Moi, Nestor Makhno (épisode 7) – Il y a 100 ans, l’autre guerre d’Ukraine –

Épisode 8 – Où les forces de la réactions marchent sur Petrograd et où la résistance libertaire s’organise en Ukraine sous l’impulsion de Marioussa et de sa garde noire mais aussi de Makhno qui tente de soulever paysan·nes et ouvrier·es. Les nationalistes ukrainiens déclarent l’indépendance, mais, déjà, à Gouliaï-Polié, on ne veut plus d’aucune autorité ni d’aucun pouvoir…

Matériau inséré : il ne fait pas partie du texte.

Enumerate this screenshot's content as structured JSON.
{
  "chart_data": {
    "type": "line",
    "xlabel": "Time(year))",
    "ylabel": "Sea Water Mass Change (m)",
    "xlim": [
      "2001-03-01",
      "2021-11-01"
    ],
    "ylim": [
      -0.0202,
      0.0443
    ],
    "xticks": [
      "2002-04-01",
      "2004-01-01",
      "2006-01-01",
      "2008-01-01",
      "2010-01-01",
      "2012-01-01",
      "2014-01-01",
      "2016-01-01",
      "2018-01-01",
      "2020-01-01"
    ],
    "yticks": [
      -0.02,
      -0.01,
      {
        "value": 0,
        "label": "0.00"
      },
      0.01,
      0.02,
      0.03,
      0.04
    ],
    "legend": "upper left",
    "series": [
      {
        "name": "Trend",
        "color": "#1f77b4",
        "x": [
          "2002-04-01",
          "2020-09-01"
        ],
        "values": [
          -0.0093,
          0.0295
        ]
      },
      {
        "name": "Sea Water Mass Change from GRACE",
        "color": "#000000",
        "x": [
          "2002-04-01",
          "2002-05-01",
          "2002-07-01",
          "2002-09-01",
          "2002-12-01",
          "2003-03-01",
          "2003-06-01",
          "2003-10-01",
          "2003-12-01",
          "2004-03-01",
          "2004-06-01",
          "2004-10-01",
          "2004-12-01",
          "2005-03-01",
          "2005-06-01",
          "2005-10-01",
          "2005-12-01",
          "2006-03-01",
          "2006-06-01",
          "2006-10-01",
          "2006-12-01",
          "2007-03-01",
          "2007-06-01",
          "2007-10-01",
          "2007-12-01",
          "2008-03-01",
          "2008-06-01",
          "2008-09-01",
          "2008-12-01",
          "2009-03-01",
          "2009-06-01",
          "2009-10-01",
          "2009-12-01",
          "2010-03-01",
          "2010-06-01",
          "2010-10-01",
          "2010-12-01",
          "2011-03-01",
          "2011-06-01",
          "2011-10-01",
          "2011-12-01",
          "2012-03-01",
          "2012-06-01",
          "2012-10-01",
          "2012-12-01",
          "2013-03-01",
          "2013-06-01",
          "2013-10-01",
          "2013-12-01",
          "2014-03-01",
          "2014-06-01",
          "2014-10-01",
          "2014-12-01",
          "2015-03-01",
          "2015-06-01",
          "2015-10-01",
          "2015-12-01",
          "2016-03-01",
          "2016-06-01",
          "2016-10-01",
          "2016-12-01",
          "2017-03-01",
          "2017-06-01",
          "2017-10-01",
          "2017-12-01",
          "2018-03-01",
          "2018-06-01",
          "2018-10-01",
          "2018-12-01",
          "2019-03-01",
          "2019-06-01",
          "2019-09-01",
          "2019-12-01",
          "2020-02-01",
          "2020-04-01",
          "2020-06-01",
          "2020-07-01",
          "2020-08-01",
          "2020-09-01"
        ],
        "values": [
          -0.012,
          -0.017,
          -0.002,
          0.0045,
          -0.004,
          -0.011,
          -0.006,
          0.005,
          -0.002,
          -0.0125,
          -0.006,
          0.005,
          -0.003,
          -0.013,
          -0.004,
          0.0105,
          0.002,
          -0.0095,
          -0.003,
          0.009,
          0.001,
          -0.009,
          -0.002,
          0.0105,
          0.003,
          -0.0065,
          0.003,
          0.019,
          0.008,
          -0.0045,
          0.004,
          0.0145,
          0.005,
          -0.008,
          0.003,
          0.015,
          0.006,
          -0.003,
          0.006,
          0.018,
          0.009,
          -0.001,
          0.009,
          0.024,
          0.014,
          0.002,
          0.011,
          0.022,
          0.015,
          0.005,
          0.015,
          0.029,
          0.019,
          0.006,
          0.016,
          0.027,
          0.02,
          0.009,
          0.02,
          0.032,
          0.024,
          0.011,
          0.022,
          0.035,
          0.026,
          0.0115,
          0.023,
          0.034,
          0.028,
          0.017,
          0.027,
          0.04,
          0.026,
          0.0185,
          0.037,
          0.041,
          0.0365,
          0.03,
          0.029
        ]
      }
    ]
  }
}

En octobre, les bolcheviks s’emparent du pouvoir qui « traînait dans la rue », selon la formule de leur chef Lénine. Grâce à ce coup d’État, ils entendent instaurer la dictature du prolétariat en oubliant leur ancien mot d’ordre « Tout le pouvoir aux Soviets ! ». En Ukraine, ce sont les forces nationalistes du Directoire qui entrent dans Kiev sans rencontrer de résistance et la Rada centrale* proclame l’indépendance du pays.

VIII. Octobre 1917 – janvier 1918 « Un chant révolutionnaire s’élève, tandis qu’un à un les chariots s’ébranlent vers la gare. »

Jusqu’en octobre, la région de Gouliaï-Polié s’est efforcée, sans relâche, de donner à la révolution un caractère aussi profond, aussi déterminé que possible et complètement affranchi de toute idée de gouvernement. C’est pourquoi les bolcheviks suscitent notre méfiance : partout se créent des « commissariats1 ». Et ces « commissariats » ressemblent plus à des institutions de police qu’à des associations égalitaires de camarades décidés à trouver le meilleur moyen de nous organiser.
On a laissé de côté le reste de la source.